T.C. : Depuis la Révolution Islamique -1979- la société est en décalage avec l’arsenal juridique déployé : les lois régissant le divorce désavantagent les femmes et la polygamie a été autorisée, pourtant celle-ci est condamnée par la majorité des Iraniens. Il y a un réel mouvement féministe en Iran qui se bat pour retrouver ces droits mais la société est aussi en pleine modernisation. L’Iran a beaucoup progressé en matière d’éducation, de protection sociale et d’infrastructures. Aujourd’hui 60% des étudiants en fac sont des femmes, elles réussissent très bien et ce dans toutes les branches. L’utilisation faite de l’affaire Sakineh me dérange, parce qu’elle ne montre qu’un seul aspect de la réalité complexe de ce pays. 

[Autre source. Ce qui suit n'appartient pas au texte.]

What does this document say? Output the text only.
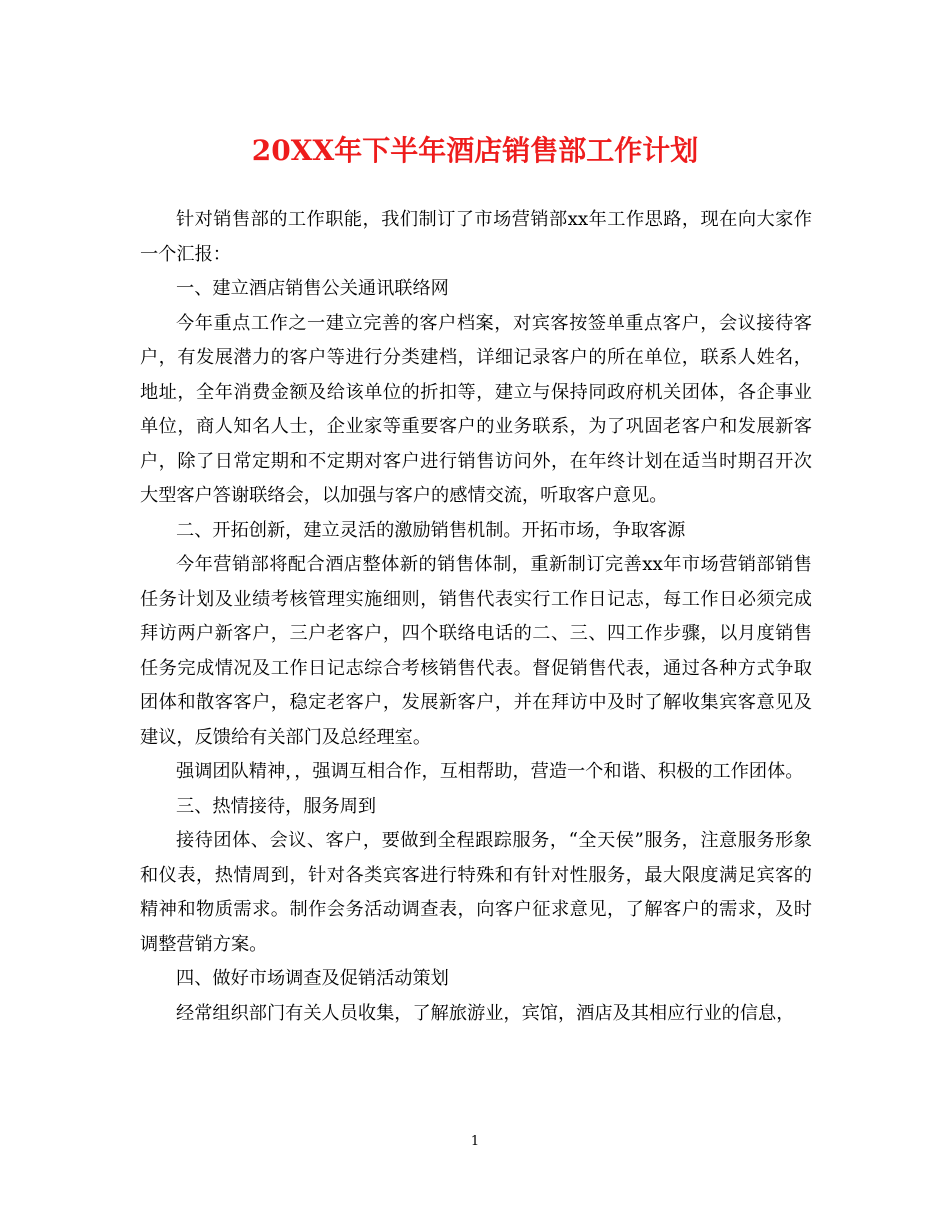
20XX年下半年酒店销售部工作计划

针对销售部的工作职能，我们制订了市场营销部xx年工作思路，现在向大家作一个汇报：

一、建立酒店销售公关通讯联络网

今年重点工作之一建立完善的客户档案，对宾客按签单重点客户，会议接待客户，有发展潜力的客户等进行分类建档，详细记录客户的所在单位，联系人姓名，地址，全年消费金额及给该单位的折扣等，建立与保持同政府机关团体，各企事业单位，商人知名人士，企业家等重要客户的业务联系，为了巩固老客户和发展新客户，除了日常定期和不定期对客户进行销售访问外，在年终计划在适当时期召开次大型客户答谢联络会，以加强与客户的感情交流，听取客户意见。

二、开拓创新，建立灵活的激励销售机制。开拓市场，争取客源

今年营销部将配合酒店整体新的销售体制，重新制订完善xx年市场营销部销售任务计划及业绩考核管理实施细则，销售代表实行工作日记志，每工作日必须完成拜访两户新客户，三户老客户，四个联络电话的二、三、四工作步骤，以月度销售任务完成情况及工作日记志综合考核销售代表。督促销售代表，通过各种方式争取团体和散客客户，稳定老客户，发展新客户，并在拜访中及时了解收集宾客意见及建议，反馈给有关部门及总经理室。

强调团队精神，，强调互相合作，互相帮助，营造一个和谐、积极的工作团体。

三、热情接待，服务周到

接待团体、会议、客户，要做到全程跟踪服务，“全天侯”服务，注意服务形象和仪表，热情周到，针对各类宾客进行特殊和有针对性服务，最大限度满足宾客的精神和物质需求。制作会务活动调查表，向客户征求意见，了解客户的需求，及时调整营销方案。

四、做好市场调查及促销活动策划

经常组织部门有关人员收集，了解旅游业，宾馆，酒店及其相应行业的信息，

1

TF : Le quotidien iranien Kayhan proche du pouvoir a traité Carla Bruni Sarkozy de «prostituée » dans ses colonnes, mettant  explicitement en cause sa moralité et son implication dans le divorce de Nicolas Sarkozy. La mobilisation autour de Sakineh pourrait-elle déclencher une crise diplomatique grave ?

T.C. : Les relations entre la France et l’Iran sont déjà catastrophiques et je ne pense pas que cette affaire change quelque chose. En tous cas le gouvernement iranien a condamné les propos de ce journal extrémiste, cela ne constitue donc absolument pas une position officielle. Je trouve normal que les organisations comme Amnesty International ou Human Rights Watch se battent pour défendre les droits de l’homme et fassent appel aux intellectuels occidentaux. Néanmoins la mobilisation politique et la demande de « sanctions » par Nicolas Sarkozy me paraît déplacée. En Arabie saoudite la Charia –loi islamique- est toujours appliquée, pourtant on ne dit rien, et ce pays siège au G20…

TF : L’ingérence des pays occidentaux est-elle bien reçue dans la population iranienne ?

T.C : Je ne suis pas sûr que les politiques occidentaux aident Sakineh de cette façon. Pour l’Iranien moyen cette ingérence est mal perçue, il a le sentiment que les pays occidentaux parlent des droits de l’homme quand ça les arrange. La politique française me paraît contre-productive sur ce point car en réclamant sans cesse des sanctions elle accentue l’isolement de l’Iran, ce qui fait le jeu des partis les plus radicaux du pays. La société iranienne cherche à avancer dans le bon sens, et il faudrait l’y aider.

Thierry Coville est docteur en sciences économiques, est professeur à Negocia-Advancia où il enseigne la macroéconomie, l’économie internationale et le risque-pays. Depuis près de 20 ans il effectue des recherches sur l’Iran contemporain et a publié Iran : la révolution invisible, La Découverte, 2007.